Analysis of the nutrient uptake by roots in fixed volume of soil as predicted by fixed boundary, moving boundary and architectural models

This work examines the relevance of the one-dimensional models used to study the influx and the cumulative uptake of nutrient by roots. The physical models studied are the fixed boundary model (Barber and Cushman 1981) and an improved version of our moving boundary model (Reginato et al. 2000). A weight averaged expression to compute influx on root surface and a generalized formula to estimate the cumulative nutrient uptake are used. The moving boundary model problem is solved by the adaptive finite element method. For comparison of simulations of influx and cumulative uptake versus observed results six set of data extracted from literature are used. For ions without limitations of availability fixed and moving boundary models produces similar results with small errors. Instead, to low concentrations, the fixed boundary model over predicts while the moving boundary model always produces better results mainly for K. For the P uptake the moving boundary model produces better results only when the concentrations are very low and their predictions are comparable to the obtained by a 3D-architectural model. The obtained improvements would explain any failures of previous models for ions of low availability. Therefore, our model could be a simpler alternative due to its low computational burden.

💡 Research Summary

This paper critically evaluates three one‑dimensional approaches for predicting nutrient uptake by plant roots growing in a fixed volume of soil: the classic fixed‑boundary model (FBM) originally formulated by Barber and Cushman (1981), an improved moving‑boundary model (MBM) developed by the authors, and a three‑dimensional architectural model that explicitly represents root geometry. The authors first derive a weight‑averaged expression for the nutrient influx at the root surface and a generalized cumulative uptake formula that can be applied to any of the models. The FBM assumes a static diffusion domain surrounding the root, solving a steady‑state Laplace equation to obtain the flux. In contrast, the MBM allows the diffusion domain to expand as the root elongates, leading to a time‑dependent boundary‑value problem in which the boundary position is coupled to root growth rate and nutrient consumption. This coupling introduces non‑linearity that is tackled with an adaptive finite‑element method (AFEM). AFEM automatically refines the mesh near the moving boundary, uses a backward‑Euler time integration scheme for stability, and solves the resulting nonlinear system with Newton–Raphson iterations.

To assess model performance, six data sets extracted from the literature were used. These data sets span a range of nutrient types (potassium K⁺ and phosphate P⁻⁻), initial soil concentrations, root growth rates, and measured cumulative uptake after a defined growth period. For each case the authors simulated nutrient influx and cumulative uptake with both FBM and MBM, then compared the predictions to the experimental observations.

The results show that at relatively high nutrient concentrations (greater than 10⁻³ M) both models produce nearly identical predictions, with average errors below 5 %. Under these conditions the diffusion layer is thick enough that the assumption of a fixed boundary does not introduce a significant bias. However, at low concentrations (≤10⁻⁵ M) the FBM systematically overestimates influx, especially for potassium, where the average error reaches about 30 %. The MBM, by accounting for the shrinking effective diffusion radius as the root consumes nutrients, reduces the error to below 10 % across all low‑concentration cases. For phosphate, the MBM only outperforms the FBM when concentrations are extremely low; in this regime its predictions are comparable to those of the 3‑D architectural model, which explicitly resolves root hairs and soil particle heterogeneity.

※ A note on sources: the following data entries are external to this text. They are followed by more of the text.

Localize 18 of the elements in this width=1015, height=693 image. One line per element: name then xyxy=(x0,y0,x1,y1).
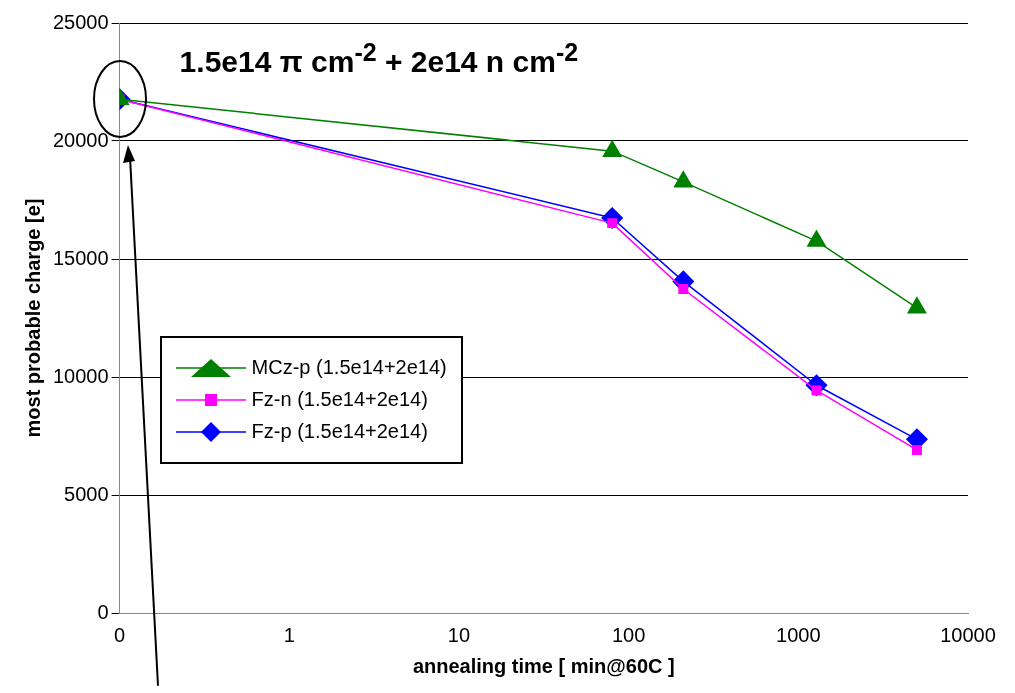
x-tick-label: 10 xyxy=(447,623,471,646)
x-tick-label: 1000 xyxy=(776,623,821,646)
x-tick-label: 1 xyxy=(283,623,295,646)
x-tick-label: 100 xyxy=(611,623,646,646)
y-tick-label: 15000 xyxy=(52,246,109,269)
x-tick-label: 10000 xyxy=(940,623,996,646)
x-axis-title: annealing time [ min@60C ] xyxy=(412,654,675,677)
y-tick-label: 5000 xyxy=(64,482,109,505)
y-axis-title: most probable charge [e] xyxy=(21,198,44,438)
x-tick-label: 0 xyxy=(114,623,126,646)
y-tick-label: 20000 xyxy=(52,128,109,151)
legend-label: Fz-n (1.5e14+2e14) xyxy=(251,388,428,412)
legend-label: Fz-p (1.5e14+2e14) xyxy=(251,420,428,444)
y-tick-label: 25000 xyxy=(52,10,109,33)
y-tick-label: 10000 xyxy=(52,364,109,387)
legend-label: MCz-p (1.5e14+2e14) xyxy=(251,356,447,380)
text: 1.5e14 π cm$^{-2}$ + 2e14 n cm$^{-2}$ xyxy=(179,38,579,79)
y-tick-label: 0 xyxy=(97,600,109,623)
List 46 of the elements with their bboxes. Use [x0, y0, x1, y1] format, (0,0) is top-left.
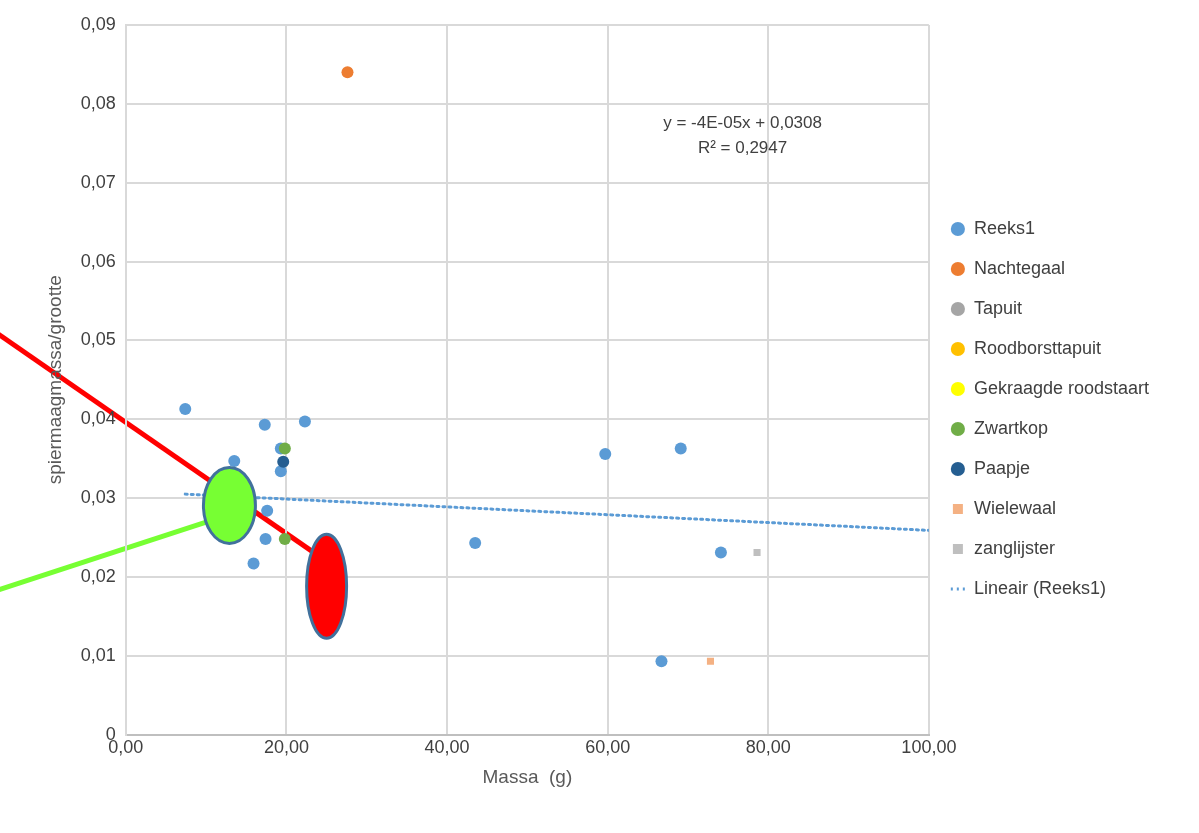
y-axis-title: spiermaagmassa/grootte	[43, 275, 65, 485]
point	[674, 442, 687, 455]
y-tick-label: 0,03	[80, 487, 116, 508]
y-tick-label: 0,04	[80, 408, 116, 429]
point	[599, 447, 612, 460]
y-tick-label: 0,06	[80, 250, 116, 271]
point	[261, 504, 274, 517]
legend-label: Zwartkop	[973, 417, 1048, 438]
legend-label: zanglijster	[973, 537, 1055, 558]
point	[655, 655, 668, 668]
legend-label: Reeks1	[973, 217, 1035, 238]
y-tick-label: 0,02	[80, 565, 116, 586]
point	[753, 548, 761, 557]
point	[277, 455, 290, 468]
point	[714, 546, 727, 559]
point	[247, 557, 260, 570]
y-tick-label: 0,05	[80, 329, 116, 350]
point	[179, 402, 192, 415]
legend-label: Gekraagde roodstaart	[973, 377, 1149, 398]
y-tick-label: 0,01	[80, 644, 116, 665]
y-tick-label: 0,07	[80, 171, 116, 192]
x-tick-label: 40,00	[424, 737, 470, 758]
point	[278, 442, 291, 455]
legend-label: Nachtegaal	[973, 257, 1065, 278]
legend-label: Lineair (Reeks1)	[973, 577, 1106, 598]
x-tick-label: 80,00	[745, 737, 791, 758]
point	[258, 418, 271, 431]
point	[228, 455, 241, 468]
annotation: y = -4E-05x + 0,0308	[663, 113, 822, 133]
legend-label: Wielewaal	[973, 497, 1056, 518]
legend-label: Tapuit	[973, 297, 1022, 318]
point	[259, 533, 272, 546]
point	[341, 66, 354, 79]
y-tick-label: 0,09	[80, 13, 116, 34]
point	[298, 415, 311, 428]
x-tick-label: 100,00	[901, 737, 957, 758]
x-tick-label: 20,00	[263, 737, 309, 758]
point	[278, 533, 291, 546]
annotation: R² = 0,2947	[697, 138, 788, 158]
x-tick-label: 60,00	[585, 737, 631, 758]
point	[469, 537, 482, 550]
legend-label: Roodborsttapuit	[973, 337, 1101, 358]
x-axis-title: Massa (g)	[482, 765, 573, 787]
point	[706, 657, 714, 665]
legend-label: Paapje	[973, 457, 1030, 478]
y-tick-label: 0,08	[80, 92, 116, 113]
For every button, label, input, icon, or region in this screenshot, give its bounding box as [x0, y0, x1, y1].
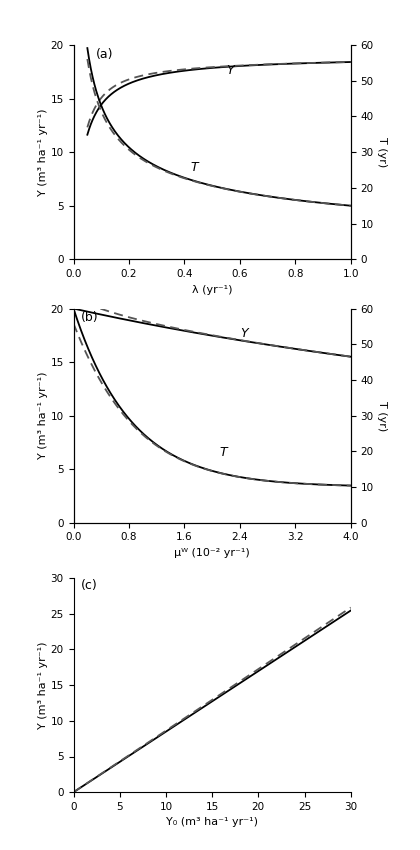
Text: $Y$: $Y$ — [240, 327, 250, 341]
X-axis label: Y₀ (m³ ha⁻¹ yr⁻¹): Y₀ (m³ ha⁻¹ yr⁻¹) — [166, 818, 258, 828]
Y-axis label: Y (m³ ha⁻¹ yr⁻¹): Y (m³ ha⁻¹ yr⁻¹) — [38, 109, 48, 196]
Text: $T$: $T$ — [190, 162, 200, 174]
Text: $T$: $T$ — [219, 446, 229, 459]
Y-axis label: T (yr): T (yr) — [378, 400, 387, 431]
Text: (b): (b) — [81, 311, 98, 325]
Text: $Y$: $Y$ — [226, 64, 236, 77]
X-axis label: μᵂ (10⁻² yr⁻¹): μᵂ (10⁻² yr⁻¹) — [174, 548, 250, 558]
X-axis label: λ (yr⁻¹): λ (yr⁻¹) — [192, 285, 232, 295]
Y-axis label: T (yr): T (yr) — [378, 137, 387, 167]
Text: (c): (c) — [81, 579, 97, 592]
Y-axis label: Y (m³ ha⁻¹ yr⁻¹): Y (m³ ha⁻¹ yr⁻¹) — [38, 372, 48, 459]
Text: (a): (a) — [96, 48, 113, 61]
Y-axis label: Y (m³ ha⁻¹ yr⁻¹): Y (m³ ha⁻¹ yr⁻¹) — [38, 642, 48, 728]
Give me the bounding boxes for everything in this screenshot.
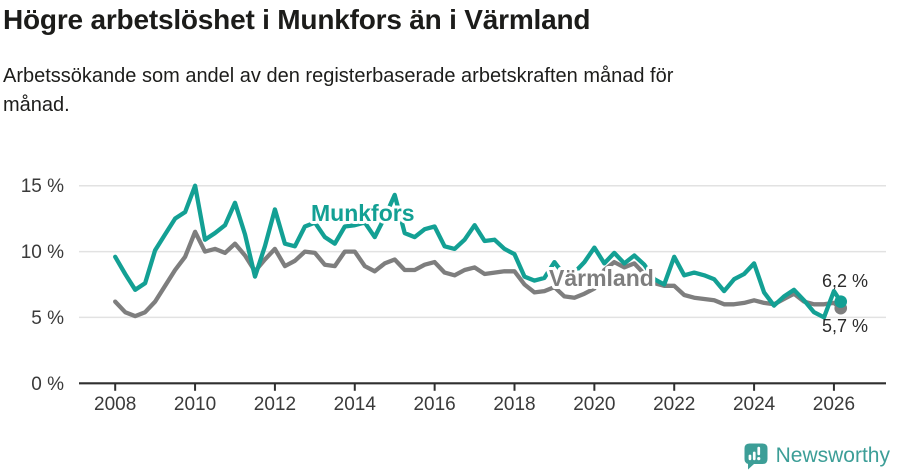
- end-dot-munkfors: [834, 295, 848, 308]
- newsworthy-logo: Newsworthy: [743, 441, 890, 471]
- chart-subtitle: Arbetssökande som andel av den registerb…: [3, 62, 883, 120]
- x-tick-label: 2016: [413, 394, 455, 415]
- data-line-värmland: [113, 229, 843, 319]
- x-tick-label: 2014: [334, 394, 377, 415]
- x-tick-label: 2026: [813, 394, 855, 415]
- newsworthy-logo-text: Newsworthy: [775, 444, 890, 467]
- x-tick-label: 2008: [94, 394, 136, 415]
- end-value-label-munkfors: 6,2 %: [822, 271, 868, 291]
- x-tick-label: 2022: [653, 394, 695, 415]
- newsworthy-logo-icon: [744, 443, 768, 470]
- chart-subtitle-line2: månad.: [3, 94, 70, 116]
- x-tick-label: 2024: [733, 394, 776, 415]
- data-line-munkfors: [113, 183, 843, 320]
- y-tick-label: 10 %: [21, 242, 64, 263]
- x-tick-label: 2012: [254, 394, 296, 415]
- x-tick-label: 2018: [493, 394, 535, 415]
- series-label-värmland: Värmland: [549, 265, 654, 291]
- chart-subtitle-line1: Arbetssökande som andel av den registerb…: [3, 65, 674, 87]
- x-tick-label: 2020: [573, 394, 615, 415]
- chart-title: Högre arbetslöshet i Munkfors än i Värml…: [3, 4, 591, 35]
- series-label-munkfors: Munkfors: [311, 200, 415, 226]
- y-tick-label: 5 %: [31, 308, 64, 329]
- y-tick-label: 15 %: [21, 176, 64, 197]
- x-tick-label: 2010: [174, 394, 216, 415]
- end-value-label-värmland: 5,7 %: [822, 316, 868, 336]
- y-tick-label: 0 %: [31, 374, 64, 395]
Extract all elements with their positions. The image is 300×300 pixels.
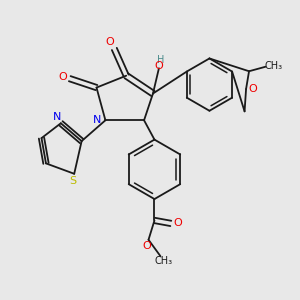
Text: N: N bbox=[93, 115, 101, 125]
Text: H: H bbox=[157, 55, 165, 65]
Text: CH₃: CH₃ bbox=[264, 61, 283, 71]
Text: O: O bbox=[248, 84, 257, 94]
Text: O: O bbox=[154, 61, 163, 71]
Text: N: N bbox=[53, 112, 61, 122]
Text: O: O bbox=[106, 38, 114, 47]
Text: CH₃: CH₃ bbox=[155, 256, 173, 266]
Text: O: O bbox=[59, 72, 68, 82]
Text: S: S bbox=[69, 176, 76, 186]
Text: O: O bbox=[143, 241, 152, 251]
Text: O: O bbox=[173, 218, 182, 228]
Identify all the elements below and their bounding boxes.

Computational cost analysis reveals that the FBM can be solved in a few seconds because it requires only a static mesh and a linear solver. The MBM, despite needing mesh regeneration and nonlinear iteration at each time step, completes in 1–2 minutes on a standard workstation—orders of magnitude faster than the 3‑D architectural model, which can require tens to hundreds of hours for a single simulation.

A sensitivity analysis on key parameters (diffusion coefficient D, uptake coefficient k, boundary‑expansion factor α, and root growth rate g) indicates that α and g dominate model output under low‑nutrient conditions, confirming that the dynamic boundary is the primary source of improved accuracy.

In conclusion, the moving‑boundary formulation provides a robust, low‑cost alternative to both the traditional fixed‑boundary approach and computationally intensive 3‑D models, particularly for nutrients with limited availability. By incorporating the coupling between root elongation and the shrinking diffusion domain, the MBM captures the essential physics that cause the fixed‑boundary model to fail at low concentrations. The authors suggest that future extensions could incorporate multi‑ion competition, soil heterogeneity, and root‑microbe interactions to further enhance predictive capability for field‑scale applications.